Обложка одного из первых переводов «Коридона» А.Жида на английский язык
В 20-е годы, правда, писатель снова подвергается нападкам, на этот раз со стороны правящих кругов, которые утверждали, что произведения Жида развращают молодежь. В ответ на это в 1924 году писатель распространяет тысячи экземпляров «Коридона» («Согуdon»), апологию гомосексуализма в форме диалогов Платона, над которой Жид начал работу еще в 1918 году). Выпуская «Коридон», Жид поступал довольно опрометчиво: он навлекал на себя публичное обвинение в гомосексуализме, из-за чего в свое время так пострадал его друг Оскар Уайльд. Писателя стали избегать даже близкие друзья, почти никто не подал голос в его защиту. Репутация Жида возродилась только к концу 20-х годов, когда общество стало терпимее относиться к гомосексуализму.

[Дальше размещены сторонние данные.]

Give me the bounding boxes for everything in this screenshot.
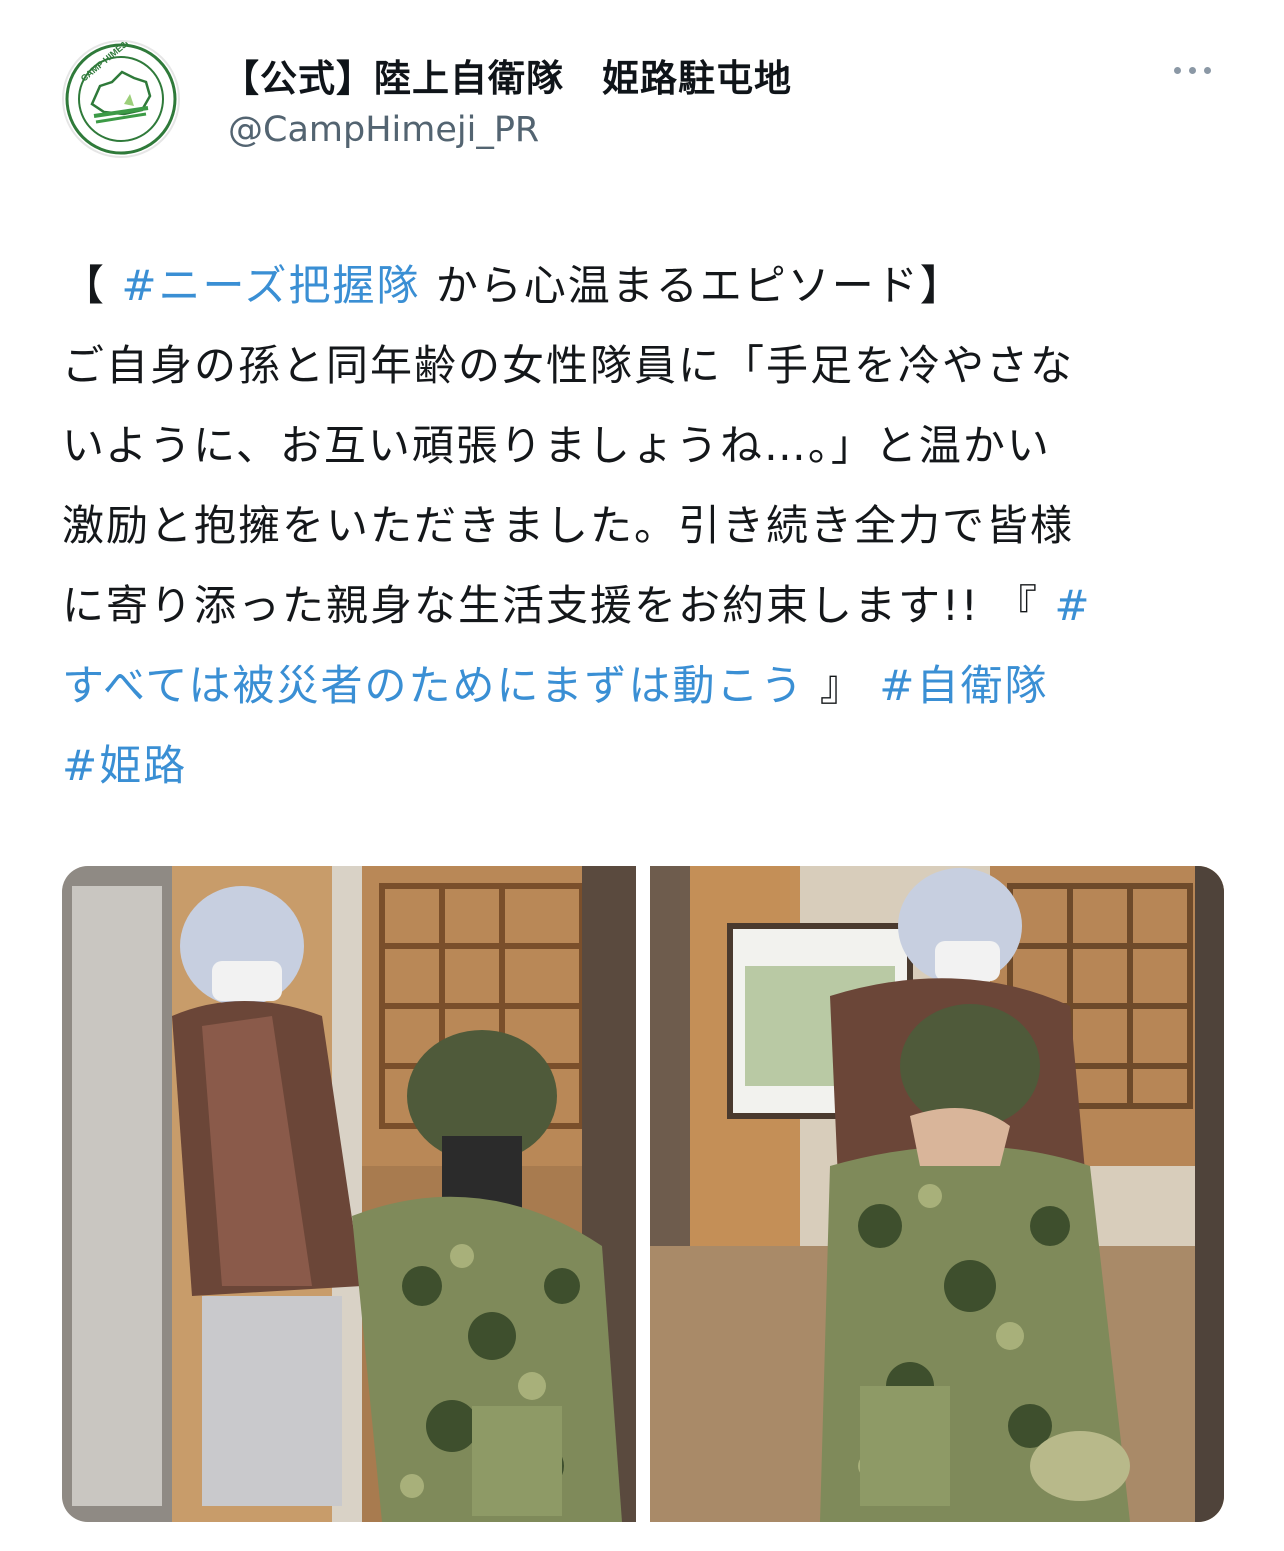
hashtag-link[interactable]: #ニーズ把握隊 — [121, 261, 420, 310]
hashtag-link[interactable]: #自衛隊 — [879, 661, 1048, 710]
photo-hug[interactable] — [650, 866, 1224, 1522]
tweet-line: いように、お互い頑張りましょうね…。」と温かい — [62, 406, 1232, 486]
author-handle[interactable]: @CampHimeji_PR — [228, 110, 539, 150]
hashtag-link[interactable]: # — [1054, 581, 1091, 630]
tweet-text-segment: 【 — [62, 261, 122, 310]
media-grid — [62, 866, 1224, 1522]
camp-himeji-emblem-icon: CAMP HIMEJI — [65, 42, 177, 155]
tweet-header: CAMP HIMEJI 【公式】陸上自衛隊 姫路駐屯地 @CampHimeji_… — [62, 40, 1222, 170]
more-horizontal-icon — [1170, 66, 1215, 74]
tweet-line: に寄り添った親身な生活支援をお約束します!! 『 # — [62, 566, 1232, 646]
photo-hug-image — [650, 866, 1224, 1522]
tweet-text-segment: 激励と抱擁をいただきました。引き続き全力で皆様 — [62, 501, 1075, 550]
tweet-text-segment: いように、お互い頑張りましょうね…。」と温かい — [62, 421, 1051, 470]
photo-handshake-image — [62, 866, 636, 1522]
tweet-line: #姫路 — [62, 726, 1232, 806]
hashtag-link[interactable]: すべては被災者のためにまずは動こう — [62, 661, 805, 710]
tweet-text-segment: ご自身の孫と同年齢の女性隊員に「手足を冷やさな — [62, 341, 1075, 390]
tweet-text-segment: に寄り添った親身な生活支援をお約束します!! 『 — [62, 581, 1055, 630]
photo-handshake[interactable] — [62, 866, 636, 1522]
tweet-line: ご自身の孫と同年齢の女性隊員に「手足を冷やさな — [62, 326, 1232, 406]
author-display-name[interactable]: 【公式】陸上自衛隊 姫路駐屯地 — [222, 48, 792, 102]
tweet-line: すべては被災者のためにまずは動こう 』 #自衛隊 — [62, 646, 1232, 726]
tweet-text-segment: から心温まるエピソード】 — [420, 261, 964, 310]
avatar[interactable]: CAMP HIMEJI — [62, 40, 180, 158]
more-options-button[interactable] — [1162, 52, 1222, 88]
tweet-line: 激励と抱擁をいただきました。引き続き全力で皆様 — [62, 486, 1232, 566]
tweet-text-segment: 』 — [804, 661, 880, 710]
hashtag-link[interactable]: #姫路 — [62, 741, 187, 790]
tweet-line: 【 #ニーズ把握隊 から心温まるエピソード】 — [62, 246, 1232, 326]
tweet-text: 【 #ニーズ把握隊 から心温まるエピソード】ご自身の孫と同年齢の女性隊員に「手足… — [62, 246, 1232, 806]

В июле 1925 года Жид в сопровождении своего друга Марка Аллегре отправился в длительное путешествие в Конго. Путешествие, кстати, было не вполне развлекательным, ибо писатель исполнял правительственную культурную миссию. За это время вышли из печати несколько его произведений. «Откуда ты?» («Numquid et tu..?», 1926) является своего рода дневником, который писатель начал вести десять лет назад и в котором выразилось его отношение к религии. Этот дневник является отражением религиозного кризиса, в нем Жид ведет поиск божественного существования и пытается оправдать свое неприятие идеи вины. В том же году появляется исповедальная по духу автобиография Жида «Если зерно не умрет» («Si le Grain ne meurt»), работа над которой началась в 1919 году. В 20-е годы это сочинение казалось непристойным, теперь же считается высоким образцом автобиографической литературы, стоящим в одном ряду с «Исповедью» Руссо.

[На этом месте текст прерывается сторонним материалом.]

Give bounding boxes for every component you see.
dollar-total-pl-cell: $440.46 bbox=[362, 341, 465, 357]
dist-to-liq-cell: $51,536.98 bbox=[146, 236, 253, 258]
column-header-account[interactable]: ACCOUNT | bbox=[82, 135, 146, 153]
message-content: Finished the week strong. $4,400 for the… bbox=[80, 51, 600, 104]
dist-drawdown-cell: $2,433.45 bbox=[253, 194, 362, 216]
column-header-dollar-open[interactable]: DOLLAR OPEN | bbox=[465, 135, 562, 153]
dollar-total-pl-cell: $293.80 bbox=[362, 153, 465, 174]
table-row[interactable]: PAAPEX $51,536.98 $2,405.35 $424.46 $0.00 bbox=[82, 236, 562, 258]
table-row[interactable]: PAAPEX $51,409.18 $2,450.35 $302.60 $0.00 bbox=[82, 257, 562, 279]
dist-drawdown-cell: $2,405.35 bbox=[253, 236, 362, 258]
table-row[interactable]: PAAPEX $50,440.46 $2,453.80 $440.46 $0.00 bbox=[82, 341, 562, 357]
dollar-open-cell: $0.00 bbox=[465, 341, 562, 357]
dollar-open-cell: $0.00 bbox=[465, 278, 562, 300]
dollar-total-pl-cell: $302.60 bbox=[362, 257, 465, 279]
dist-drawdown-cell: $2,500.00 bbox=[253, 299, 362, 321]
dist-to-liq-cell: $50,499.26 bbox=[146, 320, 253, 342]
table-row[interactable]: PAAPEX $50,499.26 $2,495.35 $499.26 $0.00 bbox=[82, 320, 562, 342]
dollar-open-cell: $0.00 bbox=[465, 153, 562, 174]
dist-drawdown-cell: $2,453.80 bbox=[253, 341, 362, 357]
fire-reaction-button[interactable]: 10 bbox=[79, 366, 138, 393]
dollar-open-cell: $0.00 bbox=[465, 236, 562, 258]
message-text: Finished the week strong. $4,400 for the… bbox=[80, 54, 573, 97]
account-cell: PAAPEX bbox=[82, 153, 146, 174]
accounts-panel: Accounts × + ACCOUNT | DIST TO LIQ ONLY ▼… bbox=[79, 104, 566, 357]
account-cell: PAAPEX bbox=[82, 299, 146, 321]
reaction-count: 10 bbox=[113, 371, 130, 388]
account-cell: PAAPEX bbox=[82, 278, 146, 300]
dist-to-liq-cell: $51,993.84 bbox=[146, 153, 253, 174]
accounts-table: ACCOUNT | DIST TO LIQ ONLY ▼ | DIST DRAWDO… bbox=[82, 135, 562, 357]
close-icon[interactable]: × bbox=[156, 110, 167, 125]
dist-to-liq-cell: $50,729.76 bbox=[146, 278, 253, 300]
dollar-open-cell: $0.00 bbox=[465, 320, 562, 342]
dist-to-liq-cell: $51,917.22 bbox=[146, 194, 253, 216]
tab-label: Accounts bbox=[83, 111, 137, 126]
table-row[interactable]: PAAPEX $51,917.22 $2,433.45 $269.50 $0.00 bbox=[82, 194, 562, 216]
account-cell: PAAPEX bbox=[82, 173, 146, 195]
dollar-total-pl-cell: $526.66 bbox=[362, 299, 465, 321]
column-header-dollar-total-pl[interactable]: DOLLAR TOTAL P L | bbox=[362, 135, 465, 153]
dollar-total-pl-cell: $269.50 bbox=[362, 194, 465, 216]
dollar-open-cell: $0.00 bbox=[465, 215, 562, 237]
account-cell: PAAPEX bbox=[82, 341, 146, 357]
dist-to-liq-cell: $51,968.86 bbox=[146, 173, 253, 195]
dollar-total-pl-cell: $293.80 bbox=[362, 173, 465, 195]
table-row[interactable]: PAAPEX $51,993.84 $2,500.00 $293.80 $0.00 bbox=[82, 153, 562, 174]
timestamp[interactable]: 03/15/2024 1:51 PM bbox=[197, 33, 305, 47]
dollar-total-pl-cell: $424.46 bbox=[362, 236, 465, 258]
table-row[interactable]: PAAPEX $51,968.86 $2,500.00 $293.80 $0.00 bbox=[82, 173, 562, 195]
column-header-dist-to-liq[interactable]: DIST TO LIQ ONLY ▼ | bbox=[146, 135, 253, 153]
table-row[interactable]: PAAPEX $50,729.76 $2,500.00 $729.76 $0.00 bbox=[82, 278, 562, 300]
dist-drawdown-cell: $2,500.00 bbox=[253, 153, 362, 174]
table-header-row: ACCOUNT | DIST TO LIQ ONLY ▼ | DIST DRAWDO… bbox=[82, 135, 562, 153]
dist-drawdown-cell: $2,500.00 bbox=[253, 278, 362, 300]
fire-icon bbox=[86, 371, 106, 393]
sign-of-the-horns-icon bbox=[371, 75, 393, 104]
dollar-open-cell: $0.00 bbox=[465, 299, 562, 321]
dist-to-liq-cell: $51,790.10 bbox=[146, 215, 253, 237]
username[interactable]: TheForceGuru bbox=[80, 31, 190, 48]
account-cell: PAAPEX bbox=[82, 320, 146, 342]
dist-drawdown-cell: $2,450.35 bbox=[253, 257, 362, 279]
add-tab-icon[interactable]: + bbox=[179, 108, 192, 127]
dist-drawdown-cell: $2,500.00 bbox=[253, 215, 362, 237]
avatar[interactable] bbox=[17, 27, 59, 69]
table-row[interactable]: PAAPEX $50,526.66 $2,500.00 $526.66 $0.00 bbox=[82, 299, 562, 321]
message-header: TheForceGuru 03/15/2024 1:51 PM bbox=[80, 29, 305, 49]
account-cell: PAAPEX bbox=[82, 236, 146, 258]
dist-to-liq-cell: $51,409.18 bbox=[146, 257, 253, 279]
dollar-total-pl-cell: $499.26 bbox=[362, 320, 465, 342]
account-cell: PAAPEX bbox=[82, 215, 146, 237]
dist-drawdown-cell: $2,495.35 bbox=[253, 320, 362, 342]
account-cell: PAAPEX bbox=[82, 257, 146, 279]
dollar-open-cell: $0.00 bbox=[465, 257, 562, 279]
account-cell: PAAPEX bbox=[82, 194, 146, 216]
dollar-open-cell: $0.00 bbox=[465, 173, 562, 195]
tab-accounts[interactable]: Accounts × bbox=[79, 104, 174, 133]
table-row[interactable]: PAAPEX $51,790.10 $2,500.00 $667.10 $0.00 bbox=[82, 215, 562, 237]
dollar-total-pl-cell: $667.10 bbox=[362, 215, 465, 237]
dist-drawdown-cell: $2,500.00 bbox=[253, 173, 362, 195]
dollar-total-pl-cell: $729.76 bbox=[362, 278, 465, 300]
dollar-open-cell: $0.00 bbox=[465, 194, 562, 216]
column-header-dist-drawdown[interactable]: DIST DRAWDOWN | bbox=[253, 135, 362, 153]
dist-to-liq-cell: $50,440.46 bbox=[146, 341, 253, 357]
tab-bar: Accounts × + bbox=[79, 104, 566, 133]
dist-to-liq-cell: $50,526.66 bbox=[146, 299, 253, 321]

«Фальшивомонетчики» («Les Faux-Monnayeurs»), роман, который Жид закончил непосредственно перед отъездом в Конго, был также издан в 1926 году. Жид называл «Фальшивомонетчиков» своим единственным романом, потому что по объему и замыслу он был крупнее всех остальных его художественных произведений. Роман отличается композиционной сложностью, которая выражается в не связанных между собой сюжетных линиях, в множественности происходящих одновременно событий, тем, героев, настроений и точек зрения, которые наслаиваются друг на друга и друг другу противопоставляются. В связи с этим французский критик Жан Итье отмечал: «Есть только две книги, в которые Жид попытался вложить всего себя: «Андре Вальтер» – в юности и «Фальшивомонетчики» – в зрелые годы». Благодаря «Фальшивомонетчикам» Жид получил международное признание, стал считаться одним из выдающихся писателей XX века. Этот главный и «единственный» роман Жида был задуман как продолжение «Подземелий Ватикана», но стал совершенно самостоятельным произведением. Его основная идея – подмена, обесценивание, инфляция – реализуется в сложном сцеплении человеческих связей. В повествование о писателях Эдуарде (который пишет роман под названием «Фальшивомонетчики») и Пассаване, имеющих свой круг интересов и привязанностей, вклинивается сначала авантюра с фальшивыми монетами, в которую ловкий и бесчестный Струвилу втягивает школьников. Затем перед нами предстает трагическая история мальчика Бориса, покончившего самоубийством в результате злого розыгрыша своих товарищей. Далее мы прочтем рассказ о любовных интрижках неудачливого Винцента. В романе господствует принцип «двойного освещения», при котором никакой позитивный вывод невозможен. Хронология в книге сознательно нарушается в силу отсутствия последовательно фиксированного действия. Автор ощущает себя не создателем, творцом, а свидетелем событий, не подлежащих никакой моральной оценке.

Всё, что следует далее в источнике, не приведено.